This is an appeal from an order of the court below striking the answer of the appellants to the complaint of the respondent "in ejectment," and the entry of judgment thereon.
The respondent, as mortgagee in possession, entered into a lease with the appellant J. Robert Wylie for an identified portion of certain premises located in the town of Montclair at a yearly rental, payable monthly in advance on the first day of each month. The lease provided that upon the default of appellants, in the performance of any of the covenants and agreements thereof, the estate created, at the option of the respondent, immediately therefrom ceased and determined. The appellants were in arrears as to rent, and respondent, exercising its option, filed its complaint aforesaid.

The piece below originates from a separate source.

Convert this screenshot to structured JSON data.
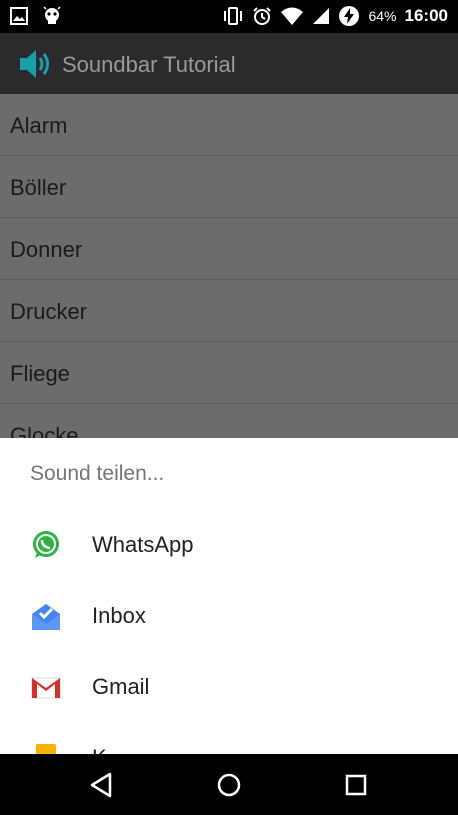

The court properly struck the answer of the appellants and entered judgment, because: a grant with a proviso to pay a certain rent by a certain day, and unless done the estate thereby granted should be void, is a condition, and upon the non-performance of which the grantor may re-enter. 4 KentComm., § 11, 123. There is no need for an express clause of re-entry. Taylor, Landlord and Tenant, § 291. Actual entry is no longer necessary; the right to re-enter is all that is required. Cornelius v. Ivins, 26 N.J.L. 376; Boys et al. v. Robinson et al., 61 Id. 185.
The respondent having elected to treat the term of the appellant as ended, ejectment will lie. Ocean Grove Association v. Sanders, 68 N.J.L. 631.
The order and judgment under review will be affirmed.
For affirmance — THE CHANCELLOR, CHIEF JUSTICE, TRENCHARD, PARKER, CASE, BODINE, DONGES, HEHER, PERSKIE, HETFIELD, DEAR, WELLS, WOLFSKEIL, RAFFERTY, WALKER, JJ. 15.